Permasalahan utama yang dihadapi adalah rentannya atau lemahnya ketahanan budaya, yang tercermin antara lain dari: (1) lemahnya kemampuan dalam menyikapi dinamika perubahan sebagai akibat dari tuntutan jaman yang secara kental diwarnai oleh derasnya serbuan budaya global. (2) terjadinya gejala krisis identitas sebagai akibat semakin melemahnya norma-norma lama dan belum terkonsolidasinya norma baru, yang telah mengakibatkan terjadinya sikap ambivalensi dan disorientasi tata nilai.

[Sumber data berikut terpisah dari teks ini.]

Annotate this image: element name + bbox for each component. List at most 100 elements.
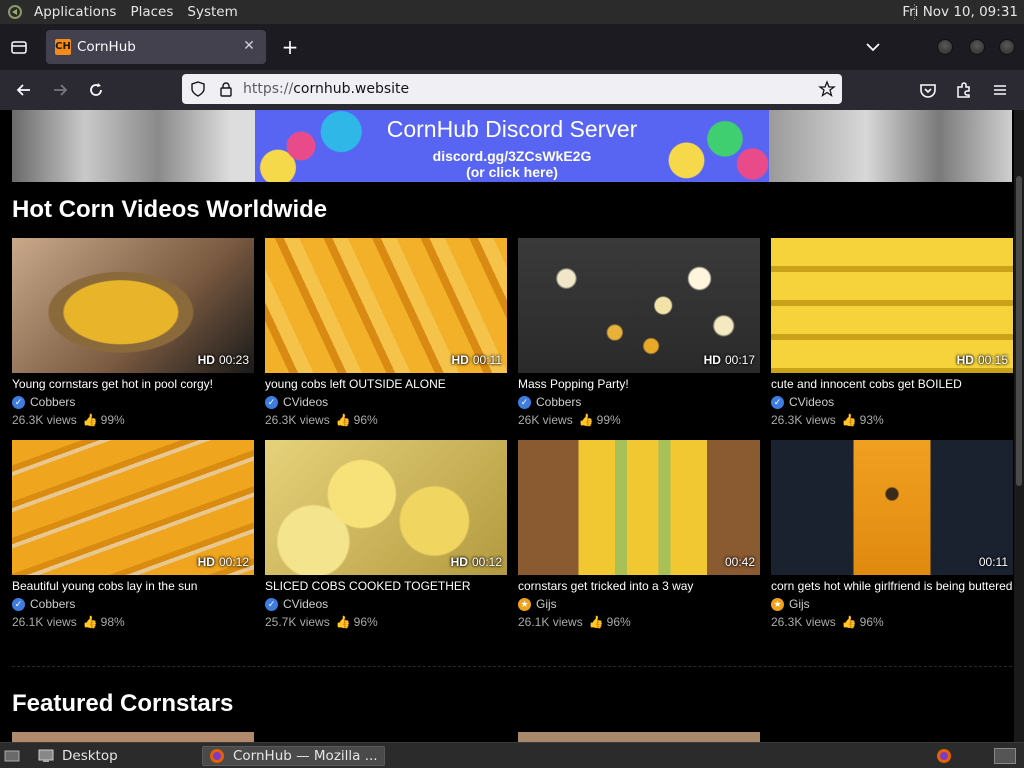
bottom-taskbar: Desktop CornHub — Mozilla ... (0, 742, 1024, 768)
video-thumbnail[interactable]: HD 00:11 (265, 238, 507, 373)
video-stats: 26.1K views 👍 96% (518, 615, 631, 629)
discord-banner[interactable]: CornHub Discord Server discord.gg/3ZCsWk… (12, 110, 1012, 182)
video-title[interactable]: cornstars get tricked into a 3 way (518, 577, 760, 595)
video-card[interactable]: HD 00:12 SLICED COBS COOKED TOGETHER ✓ CVi… (265, 440, 507, 631)
video-title[interactable]: Young cornstars get hot in pool corgy! (12, 375, 254, 393)
cornstar-thumbnail[interactable] (518, 732, 760, 742)
tracking-protection-shield-icon[interactable] (190, 81, 206, 97)
maximize-window-icon[interactable] (969, 39, 985, 55)
banner-discord-panel[interactable]: CornHub Discord Server discord.gg/3ZCsWk… (255, 110, 769, 182)
video-title[interactable]: corn gets hot while girlfriend is being … (771, 577, 1013, 595)
video-title[interactable]: young cobs left OUTSIDE ALONE (265, 375, 507, 393)
firefox-tray-icon (937, 749, 951, 763)
show-desktop-button[interactable] (4, 746, 28, 766)
video-card[interactable]: HD 00:23 Young cornstars get hot in pool … (12, 238, 254, 429)
minimize-window-icon[interactable] (937, 39, 953, 55)
pocket-icon[interactable] (918, 80, 938, 100)
video-title[interactable]: Mass Popping Party! (518, 375, 760, 393)
lock-icon[interactable] (218, 81, 234, 97)
scrollbar-thumb[interactable] (1016, 176, 1022, 486)
duration-badge: HD 00:12 (197, 555, 249, 569)
page-content: CornHub Discord Server discord.gg/3ZCsWk… (0, 110, 1014, 742)
video-title[interactable]: cute and innocent cobs get BOILED (771, 375, 1013, 393)
menu-applications[interactable]: Applications (34, 4, 116, 20)
close-window-icon[interactable] (999, 39, 1015, 55)
duration-badge: HD 00:12 (450, 555, 502, 569)
thumbs-up-icon: 👍 (335, 615, 351, 629)
menu-system[interactable]: System (187, 4, 237, 20)
taskbar-desktop[interactable]: Desktop (38, 746, 118, 766)
page-scrollbar[interactable] (1014, 110, 1024, 742)
duration-badge: HD 00:15 (956, 353, 1008, 367)
section-title-featured: Featured Cornstars (12, 690, 234, 717)
cornstar-thumbnail[interactable] (12, 732, 254, 742)
url-bar[interactable]: https://cornhub.website (182, 74, 842, 104)
video-thumbnail[interactable]: HD 00:12 (12, 440, 254, 575)
section-title-hot: Hot Corn Videos Worldwide (12, 196, 328, 223)
channel-row[interactable]: ★ Gijs (771, 595, 1013, 613)
verified-badge-icon: ✓ (265, 597, 278, 611)
tray-firefox[interactable] (936, 746, 960, 766)
video-stats: 26.3K views 👍 93% (771, 413, 884, 427)
thumbs-up-icon: 👍 (578, 413, 594, 427)
verified-badge-icon: ✓ (265, 395, 278, 409)
show-desktop-icon (4, 750, 20, 762)
video-thumbnail[interactable]: HD 00:23 (12, 238, 254, 373)
video-card[interactable]: 00:42 cornstars get tricked into a 3 way… (518, 440, 760, 631)
video-card[interactable]: HD 00:15 cute and innocent cobs get BOILE… (771, 238, 1013, 429)
video-title[interactable]: SLICED COBS COOKED TOGETHER (265, 577, 507, 595)
bookmark-star-icon[interactable] (818, 80, 836, 98)
video-card[interactable]: HD 00:17 Mass Popping Party! ✓ Cobbers 26K… (518, 238, 760, 429)
url-text[interactable]: https://cornhub.website (243, 81, 409, 97)
close-tab-icon[interactable]: ✕ (240, 37, 258, 55)
extensions-puzzle-icon[interactable] (954, 80, 974, 100)
video-thumbnail[interactable]: 00:11 (771, 440, 1013, 575)
forward-icon[interactable] (50, 80, 70, 100)
channel-row[interactable]: ✓ Cobbers (12, 595, 254, 613)
section-divider (12, 666, 1012, 667)
model-badge-icon: ★ (771, 597, 784, 611)
banner-title: CornHub Discord Server (386, 116, 638, 142)
video-stats: 26.3K views 👍 96% (265, 413, 378, 427)
channel-row[interactable]: ✓ CVideos (771, 393, 1013, 411)
video-card[interactable]: HD 00:12 Beautiful young cobs lay in the … (12, 440, 254, 631)
video-title[interactable]: Beautiful young cobs lay in the sun (12, 577, 254, 595)
reload-icon[interactable] (86, 80, 106, 100)
video-card[interactable]: 00:11 corn gets hot while girlfriend is … (771, 440, 1013, 631)
video-thumbnail[interactable]: HD 00:12 (265, 440, 507, 575)
channel-row[interactable]: ✓ CVideos (265, 595, 507, 613)
duration-badge: 00:11 (978, 555, 1008, 569)
panel-clock[interactable]: Fri Nov 10, 09:31 (902, 4, 1018, 20)
channel-row[interactable]: ✓ Cobbers (12, 393, 254, 411)
gnome-foot-icon[interactable] (6, 4, 26, 20)
video-thumbnail[interactable]: HD 00:15 (771, 238, 1013, 373)
video-thumbnail[interactable]: 00:42 (518, 440, 760, 575)
taskbar-firefox-window[interactable]: CornHub — Mozilla ... (202, 746, 385, 766)
workspace-switcher[interactable] (994, 746, 1016, 766)
video-thumbnail[interactable]: HD 00:17 (518, 238, 760, 373)
hamburger-menu-icon[interactable] (990, 80, 1010, 100)
duration-badge: HD 00:23 (197, 353, 249, 367)
back-icon[interactable] (14, 80, 34, 100)
model-badge-icon: ★ (518, 597, 531, 611)
list-all-tabs-icon[interactable] (10, 38, 28, 56)
channel-row[interactable]: ✓ Cobbers (518, 393, 760, 411)
thumbs-up-icon: 👍 (841, 413, 857, 427)
desktop-icon (38, 749, 54, 762)
thumbs-up-icon: 👍 (82, 413, 98, 427)
thumbs-up-icon: 👍 (335, 413, 351, 427)
new-tab-icon[interactable]: + (280, 37, 300, 58)
workspace-icon (994, 748, 1016, 764)
video-card[interactable]: HD 00:11 young cobs left OUTSIDE ALONE ✓ C… (265, 238, 507, 429)
verified-badge-icon: ✓ (518, 395, 531, 409)
menu-places[interactable]: Places (130, 4, 173, 20)
video-stats: 26.1K views 👍 98% (12, 615, 125, 629)
tab-cornhub[interactable]: CH CornHub ✕ (46, 30, 266, 64)
firefox-icon (210, 749, 224, 763)
duration-badge: HD 00:11 (451, 353, 502, 367)
banner-click-here[interactable]: (or click here) (255, 164, 769, 180)
chevron-down-icon[interactable] (864, 38, 882, 56)
channel-row[interactable]: ★ Gijs (518, 595, 760, 613)
banner-right-image (769, 110, 1012, 182)
channel-row[interactable]: ✓ CVideos (265, 393, 507, 411)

Pendekatan yang ditempuh dalam rangka membina karakter bangsa dengan cara membangun karakter setiap manusia Indonesia. Dalam rangka membangun jatidiri manusia Indonesia akan menyentuh tiga dimensi yakni dimensi pribadi, dimensi warganegara, dan dimensi tenaga pembangunan dalam mewujudkan manusia Indonesia seutuhnya, yakni Manusia Pancasila. Untuk itulah perlu difahami karakter manusia sebagai pribadi, sebagai warganegara dan sebagai tenaga pembangunan. Pembangunan karakter bangsa diarahkan untuk mewujudkan karakter tiga dimensi tersebut.